Noël-Armfield must be mistaken in his speculation that the glottal stop (“by no means uncommon … in the East End”) is due to German Jews. Apart from anything else, German/Yiddish glottal stop is initial (or as he would presumably have put it, “ʔim ʔanlɑut”), reinforcing a vowel, whereas the Cockney glottal stop is indeed typically medial or final and represents t.

At that time the Jews were the latest wave of immigrants in the East End. They were mainly from present-day Poland, Belarus or Ukraine rather than “German”, but of course Yiddish-speaking. A century later, their descendants have now moved out to Hendon or Chigwell and their place has been taken by the Bengalis and Somalis.

Noël-Armfield then launches into musical notation. I have space only for a small sample, covering the cries uttered by milkmen and chimney sweeps.
You’ll notice here another strange length mark in a NEAR word, ear-splitting in the last line. I wonder, too, whether “dʒenuin” is a mistake for the expected dʒenjuin, or whether it was intentional.

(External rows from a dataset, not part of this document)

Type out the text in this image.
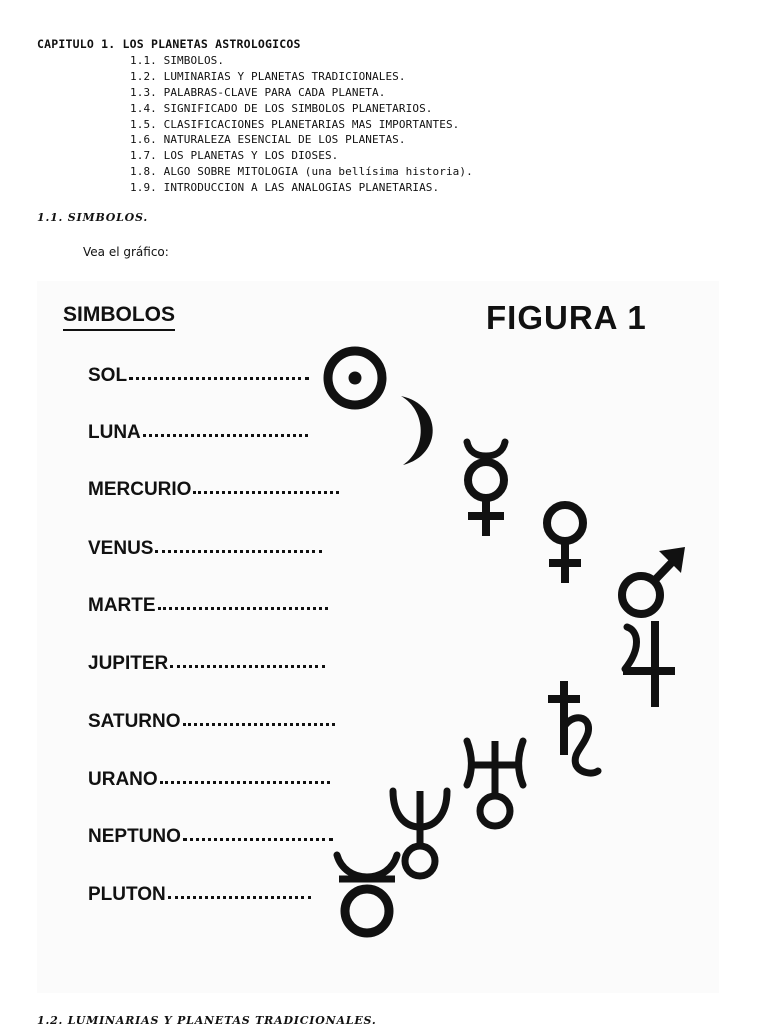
CAPITULO 1. LOS PLANETAS ASTROLOGICOS
1.1. SIMBOLOS.
1.2. LUMINARIAS Y PLANETAS TRADICIONALES.
1.3. PALABRAS-CLAVE PARA CADA PLANETA.
1.4. SIGNIFICADO DE LOS SIMBOLOS PLANETARIOS.
1.5. CLASIFICACIONES PLANETARIAS MAS IMPORTANTES.
1.6. NATURALEZA ESENCIAL DE LOS PLANETAS.
1.7. LOS PLANETAS Y LOS DIOSES.
1.8. ALGO SOBRE MITOLOGIA (una bellísima historia).
1.9. INTRODUCCION A LAS ANALOGIAS PLANETARIAS.
1.1. SIMBOLOS.
Vea el gráfico:
SIMBOLOS	FIGURA 1
SOL
LUNA
MERCURIO
VENUS
MARTE
JUPITER
SATURNO
URANO
NEPTUNO
PLUTON
1.2. LUMINARIAS Y PLANETAS TRADICIONALES.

Noël-Armfield became Jones’s Assistant at UCL. He was the author of several books. One, called English Humour in Phonetic Transcript, you can view here. Another was General Phonetics for Missionaries and Students of Languages (read it here). Yet another was Un peu de rire français avec transcription phonétique, which I have never seen.

Tuesday, 3 August 2010

Guardian mishearings

Over the past ten days letter writers to the Guardian have been entertaining us with various mishearings and misunderstandings supposedly caused by regional/social pronunciation differences.

They all depend on phonetic overlap: where a sound [x], intended by the speaker as a token of lexical set /A/, is perceived by the hearer as representing the different lexical set /B/.

It started with crux (blog, 22 July) and the joke about a northerner in a hotel asking for a double rum and being offered not a drink but a room. Then...
So English pɜːnəʊ was heard as French pryno pruneaux. A northern monophthongal GOAT vowel was heard as a southern NORTH vowel.

…Geordie NURSE as non-Geordie NORTH; provincial FACE as Cockney FLEECE; and the problem that the sequence fʊks is taboo in the north of England but not in the south.
…southern STRUT heard as northern TRAP (take courage, Spanish and Japanese learners of EFL!).

…Ulster KIT (which can be very open) heard as LOT; New Zealand raised DRESS heard as non-NZ KIT (this is different from the corresponding American southern confusion, which operates only before a nasal).

…U-RP MOUTH heard as PRICE, and back to New Zealand DRESS heard as KIT……where TRAP is evidently getting so close nowadays that it can even be heard as FLEECE (or perhaps rather just as DRESS, with an unusual pronunciation of semen).

Monday, 2 August 2010

125 years

It’s 125 years since the International Phonetic Association was founded. I have been looking at my copy of its journal, lə mɛːtrə fɔnetik, for 1910. A century ago the Association’s quarter-centenary was celebrated in the form of an artiklə də fɔ̃ by Paul Passy entitled œ̃ kaːr də sjɛkl (‘A Quarter of a Century’). In it he records — in phonetically transcribed French — the Association’s “immense success” in the reform of language teaching, the development of phonetic research, and (in third place) the popularization of phonetic notation (la vylɡarizɑːsjɔ̃ d l ekrityːr fɔnetik).

Daniel Jones was to marry Passy’s niece Cyrille the following year, in 1911.

Meanwhile in 1910 we read [At the University of London, starting on the tenth of October, D. Jones will deliver a whole series of phonetics courses for various categories of student (English Phonetics, French Phonetics, Old English, Old French, Experimental Phonetics). These courses will end with three examinations, on English phonetics for foreigners, French phonetics, and English phonetics for the English.]

There’s an enthusiastic paragraph from DJ himself on the subject of Atkinson’s Mouth Measurer. This was before he became disillusioned with experimental phonetics. Mr Atkinson’s invention was later rendered obsolete by the development of x-ray imaging. It’s interesting to see that the overseas price is given with the then standard orthographic abbreviations for shillings (s.) and pence (d.). You’d think Jones might have written “8ʃ. 6p.”. Or even “eit n sikspəns”.